Take a look at the headline of this post. For those of you unfamiliar with the symbols to the left and right of the words, those are quotation marks. What that means is that we’ve taken those two sentences from another source. And here is that other source, a blog post from Tahseen Consulting titled — yes, you guessed it, “Is Imitation the Sincerest Form of Flattery? Not Without Proper Attribution.”

Apparently, the last group of authors who liked Tahseen’s words enough to use them did so without that whole attribution thing. Here, let us demonstrate attribution again, this time using the WordPress block-quote function. From the post:

Occasionally we publish articles that are so compelling that others “borrow” word-for-word from our work without proper citation or attribution. This was the case with a recent article that appeared in a prominent academic journal that “borrowed” largely upon the findings of Tahseen Consulting’s research on knowledge economy transitions in the Arab World but failed to acknowledge our work. The article, which can be viewed here: http://onlinelibrary.wiley.com/doi/10.1111/rsp3.12034/abstract, has since been retracted.

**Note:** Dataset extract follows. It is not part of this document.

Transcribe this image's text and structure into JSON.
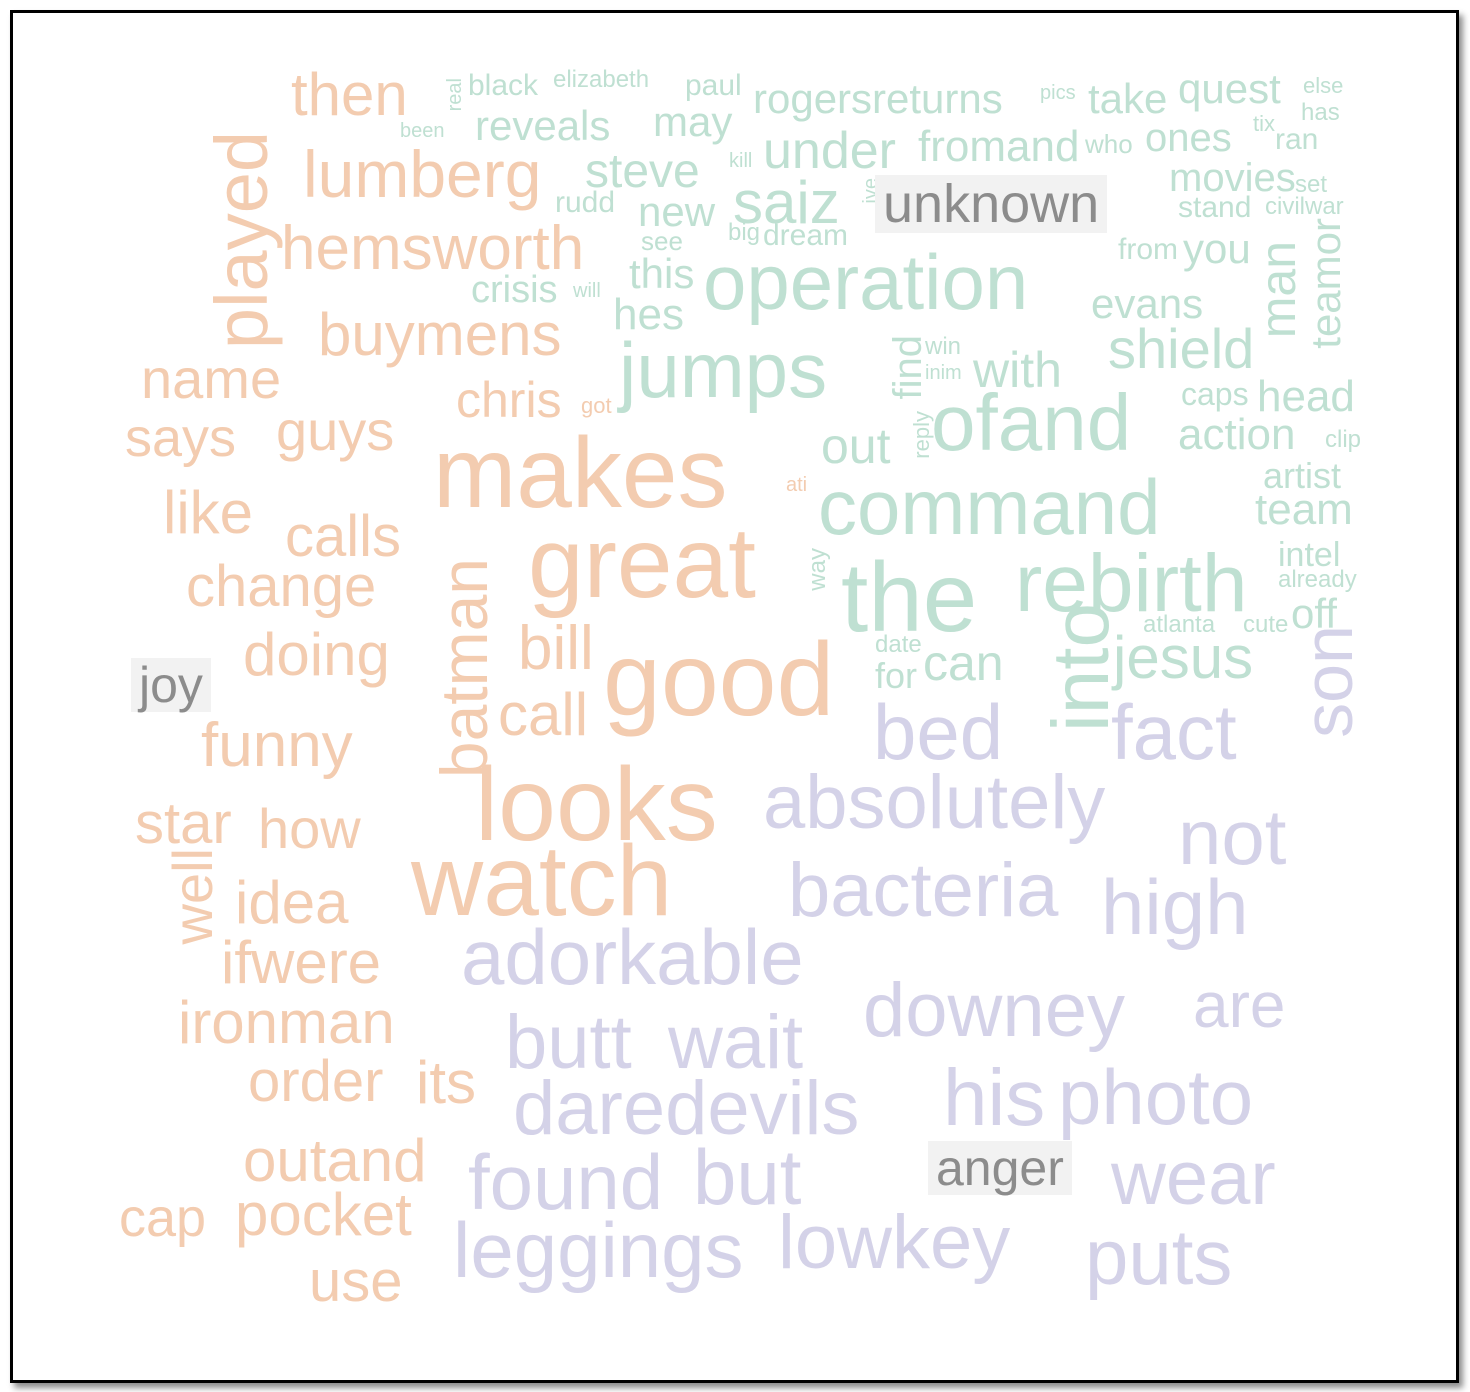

Now, we will quote that retraction notice, for “Knowledge-based economy in Arab countries: between Silicon Valley and Phosphate Gully,” which appeared in Regional Science Policy & Practice:

The above article, published online on 24 February 2014 in Wiley Online Library (wileyonlinelibrary.com), has been retracted by agreement between the journal Editor-in-Chief, Professor Mike Carroll, the Regional Science Association International and John Wiley & Sons, Ltd. The retraction has been agreed due to overlap with text from “The Knowledge-Based Economy and the Failure of the Arab Dream: What the !#%@ Happened?” by Wesley Schwalje (Social Science Research Network, published on 24 May 2012).

Is there really anything to say beyond “What the !#%@ Happened?”

Not really, except to make sure you know that the question is copied from a paper by Wesley Schwalje.